What are the goals of youth organizing? What policy issues do youth organizers work on? How do today’s campaigns connect to earlier generations of youth movements? These are the kinds of questions that are answered in, “Twenty Years of Youth Power: The 2020 National Youth Organizing Field Scan,” which is a collaborative report from the Research Hub, the Funders Collaborative for Youth Organizing (FCYO), and colleagues at UCLA, UC Santa Cruz, and COMM|VEDA consulting.
The final report showcases survey data from 312 surveyed organizations and documents interviews with 59 organizers. All data for the final report was collected between 2019-2020. According to Siomara Valladares, “This report is a testament to the invaluable work of youth organizers. Their reflections and lessons learned over the last two decades stand as a contribution to the field and their communities.”
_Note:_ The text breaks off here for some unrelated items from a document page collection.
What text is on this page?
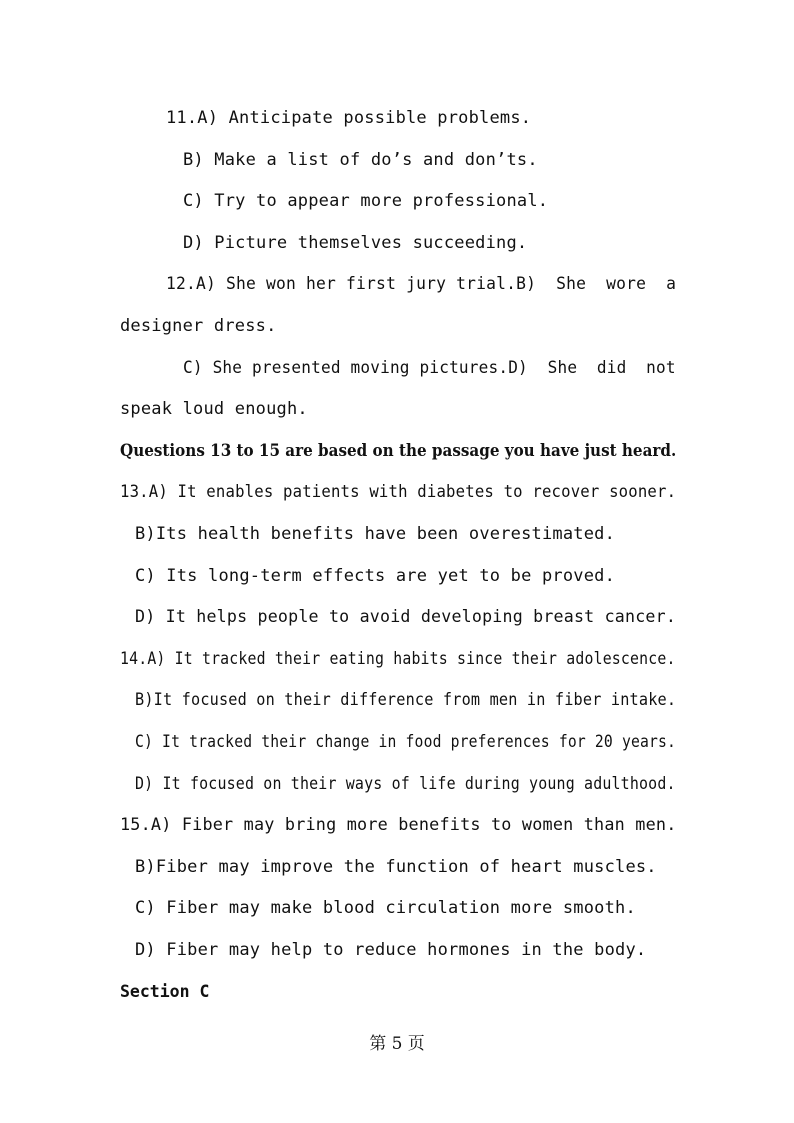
11.A) Anticipate possible problems.
B) Make a list of do’s and don’ts.
C) Try to appear more professional.
D) Picture themselves succeeding.
12.A) She won her first jury trial.B)  She  wore  a
designer dress.
C) She presented moving pictures.D)  She  did  not
speak loud enough.
Questions 13 to 15 are based on the passage you have just heard.
13.A) It enables patients with diabetes to recover sooner.
B)Its health benefits have been overestimated.
C) Its long-term effects are yet to be proved.
D) It helps people to avoid developing breast cancer.
14.A) It tracked their eating habits since their adolescence.
B)It focused on their difference from men in fiber intake.
C) It tracked their change in food preferences for 20 years.
D) It focused on their ways of life during young adulthood.
15.A) Fiber may bring more benefits to women than men.
B)Fiber may improve the function of heart muscles.
C) Fiber may make blood circulation more smooth.
D) Fiber may help to reduce hormones in the body.
Section C
第 5 页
In telling the story of youth organizing since 2000, the report also highlights recent developments by organizing groups. During the covid pandemic, for example, youth activists led efforts to help communities navigate the Covid-19 pandemic and develop new forms of mutual aid. Also, whereas twenty years ago youth organizers were far less likely to be involved in voter engagement, according to the most recent survey more than a third of groups prioritized voter engagement. Youth organizers have also led campaigns on improving school climate, improving school wellness, expanding mental health issues, and improving juvenile justice. As one youth organizer put it, “young people were like, ‘Yeah, this is possible. We can definitely do policy change. We can definitely advocate, and we can do it with these few or a couple organizations we have in [our county].”
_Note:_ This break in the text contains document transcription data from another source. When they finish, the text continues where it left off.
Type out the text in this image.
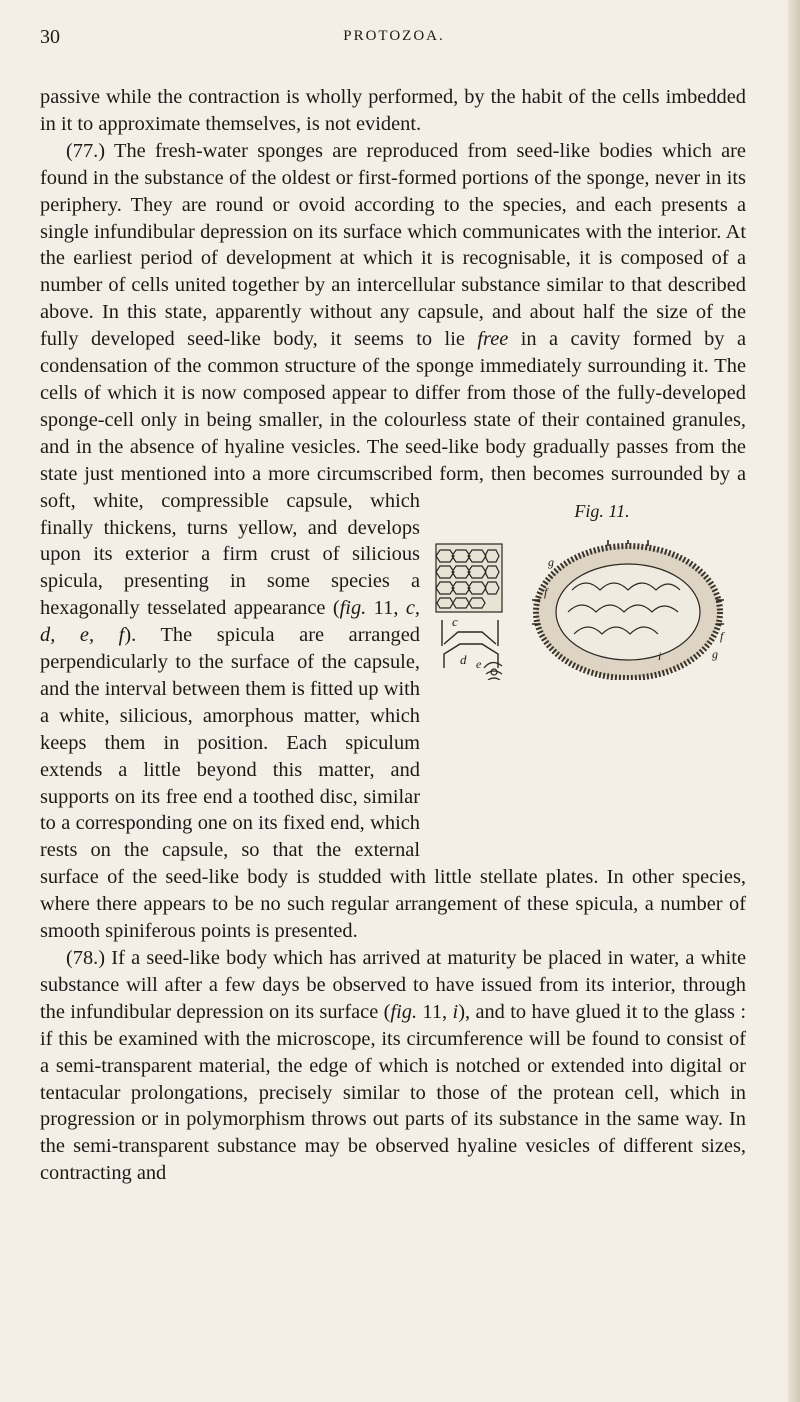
30	PROTOZOA.

passive while the contraction is wholly performed, by the habit of the cells imbedded in it to approximate themselves, is not evident.

(77.) The fresh-water sponges are reproduced from seed-like bodies which are found in the substance of the oldest or first-formed portions of the sponge, never in its periphery. They are round or ovoid according to the species, and each presents a single infundibular depression on its surface which communicates with the interior. At the earliest period of development at which it is recognisable, it is composed of a number of cells united together by an intercellular substance similar to that described above. In this state, apparently without any capsule, and about half the size of the fully developed seed-like body, it seems to lie free in a cavity formed by a condensation of the common structure of the sponge immediately surrounding it. The cells of which it is now composed appear to differ from those of the fully-developed sponge-cell only in being smaller, in the colourless state of their contained granules, and in the absence of hyaline vesicles. The seed-like body gradually passes from the state just mentioned into a more circumscribed form, then becomes surrounded by a soft, white, compressible capsule,	Fig. 11.
c
d e
g
f
f
g
i
which finally thickens, turns yellow, and develops upon its exterior a firm crust of silicious spicula, presenting in some species a hexagonally tesselated appearance (fig. 11, c, d, e, f). The spicula are arranged perpendicularly to the surface of the capsule, and the interval between them is fitted up with a white, silicious, amorphous matter, which keeps them in position. Each spiculum extends a little beyond this matter, and supports on its free end a toothed disc, similar to a corresponding one on its fixed end, which rests on the capsule, so that the external surface of the seed-like body is studded with little stellate plates. In other species, where there appears to be no such regular arrangement of these spicula, a number of smooth spiniferous points is presented.

(78.) If a seed-like body which has arrived at maturity be placed in water, a white substance will after a few days be observed to have issued from its interior, through the infundibular depression on its surface (fig. 11, i), and to have glued it to the glass : if this be examined with the microscope, its circumference will be found to consist of a semi-transparent material, the edge of which is notched or extended into digital or tentacular prolongations, precisely similar to those of the protean cell, which in progression or in polymorphism throws out parts of its substance in the same way. In the semi-transparent substance may be observed hyaline vesicles of different sizes, contracting and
The 2020 Field Scan highlights the ways youth organizing efforts have shifted to more effectively bring about social change. “Almost all groups in our survey (98%) indicated that they participate in networks and alliances versus 77% in the 2013 Field Scan,” said the report. The youth organizing field is also increasingly diverse--by race, ethnicity, gender, sexual orientation and more-- and that diversity has helped youth organizers increase social justice and equity for the country as a whole and within their local communities. Youth are not only diversifying demographically, they are also diversifying the scope of their reach geographically-- youth organizers from 36 states responded to the survey. The most recent scan highlights an increase in youth organizations both in rural states and rural zip codes near dense urban areas.
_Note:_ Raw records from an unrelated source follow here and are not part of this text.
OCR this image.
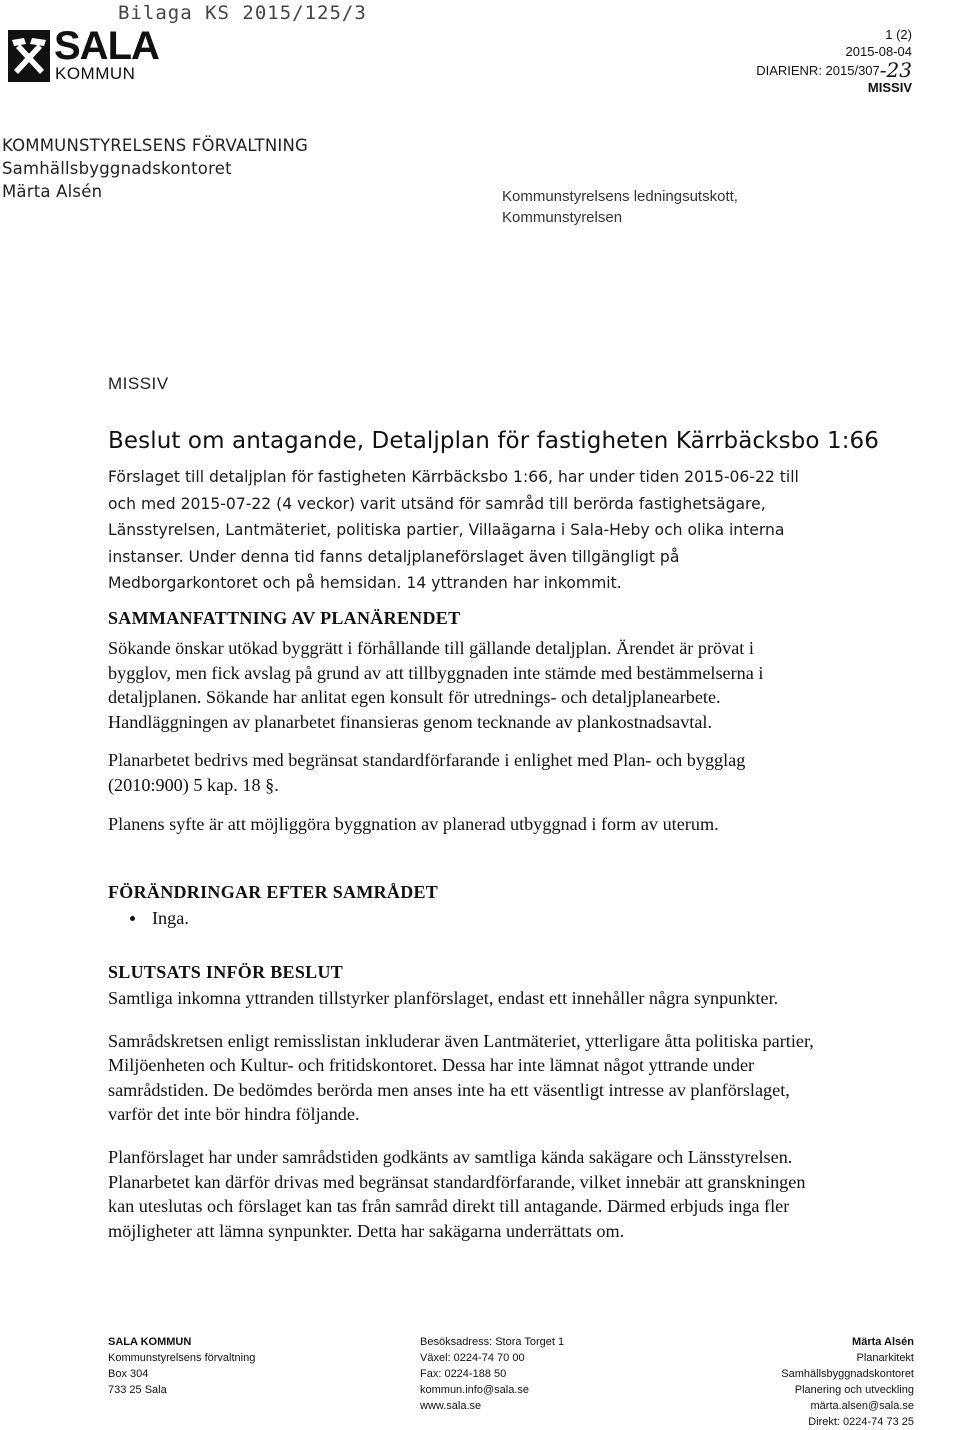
Bilaga KS 2015/125/3
SALA
KOMMUN
1 (2)
2015-08-04
DIARIENR: 2015/307-23
MISSIV
KOMMUNSTYRELSENS FÖRVALTNING
Samhällsbyggnadskontoret
Märta Alsén	Kommunstyrelsens ledningsutskott,
Kommunstyrelsen
MISSIV
Beslut om antagande, Detaljplan för fastigheten Kärrbäcksbo 1:66
Förslaget till detaljplan för fastigheten Kärrbäcksbo 1:66, har under tiden 2015-06-22 till och med 2015-07-22 (4 veckor) varit utsänd för samråd till berörda fastighetsägare, Länsstyrelsen, Lantmäteriet, politiska partier, Villaägarna i Sala-Heby och olika interna instanser. Under denna tid fanns detaljplaneförslaget även tillgängligt på Medborgarkontoret och på hemsidan. 14 yttranden har inkommit.
SAMMANFATTNING AV PLANÄRENDET

Sökande önskar utökad byggrätt i förhållande till gällande detaljplan. Ärendet är prövat i bygglov, men fick avslag på grund av att tillbyggnaden inte stämde med bestämmelserna i detaljplanen. Sökande har anlitat egen konsult för utrednings- och detaljplanearbete. Handläggningen av planarbetet finansieras genom tecknande av plankostnadsavtal.

Planarbetet bedrivs med begränsat standardförfarande i enlighet med Plan- och bygglag (2010:900) 5 kap. 18 §.

Planens syfte är att möjliggöra byggnation av planerad utbyggnad i form av uterum.

FÖRÄNDRINGAR EFTER SAMRÅDET
Inga.
SLUTSATS INFÖR BESLUT

Samtliga inkomna yttranden tillstyrker planförslaget, endast ett innehåller några synpunkter.

Samrådskretsen enligt remisslistan inkluderar även Lantmäteriet, ytterligare åtta politiska partier, Miljöenheten och Kultur- och fritidskontoret. Dessa har inte lämnat något yttrande under samrådstiden. De bedömdes berörda men anses inte ha ett väsentligt intresse av planförslaget, varför det inte bör hindra följande.

Planförslaget har under samrådstiden godkänts av samtliga kända sakägare och Länsstyrelsen. Planarbetet kan därför drivas med begränsat standardförfarande, vilket innebär att granskningen kan uteslutas och förslaget kan tas från samråd direkt till antagande. Därmed erbjuds inga fler möjligheter att lämna synpunkter. Detta har sakägarna underrättats om.

SALA KOMMUN
Kommunstyrelsens förvaltning
Box 304
733 25 Sala
Besöksadress: Stora Torget 1
Växel: 0224-74 70 00
Fax: 0224-188 50
kommun.info@sala.se
www.sala.se
Märta Alsén
Planarkitekt
Samhällsbyggnadskontoret
Planering och utveckling
märta.alsen@sala.se
Direkt: 0224-74 73 25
The report explains that today’s youths will “face the effects of climate change, global health crises, and increasing wealth disparities.” In order to effectively enact change in the world, youth organizers have demonstrated an increased capacity to locate centers of power and leverage knowledge and activism to advance their interests. Understanding how to navigate and manipulate complex systems has helped youth organizations create meaningful and long-lasting change. “Youth organizers are looking to ensure that their day-to-day organizing work is tied to a longer-term strategy for transformative change,” said the report.
Going forward, youth organizing will play a pivotal role in forging a more equitable future for the United States. Given the inequities that have been highlighted during the last several years, it is clear that in order for the country to progress, the United States must go through transformational change. Youth organizers have demonstrated that they understand what needs to be done and are up to the task of completing the work which has never been needed more than it is now. “The youth organizing field is poised to lead this nation in healing from the COVID pandemic, in bringing racial reckoning to our school systems, health care systems and other critical public institutions, and in pushing for deep investment in communities rather than complacency or acceptance of the economic crisis,” said the report. In order for youth organizations to advance their work, they must have the support they need. “As the field of youth organizing grows in size, geography, and power so too must our support and solidarity,” said the report.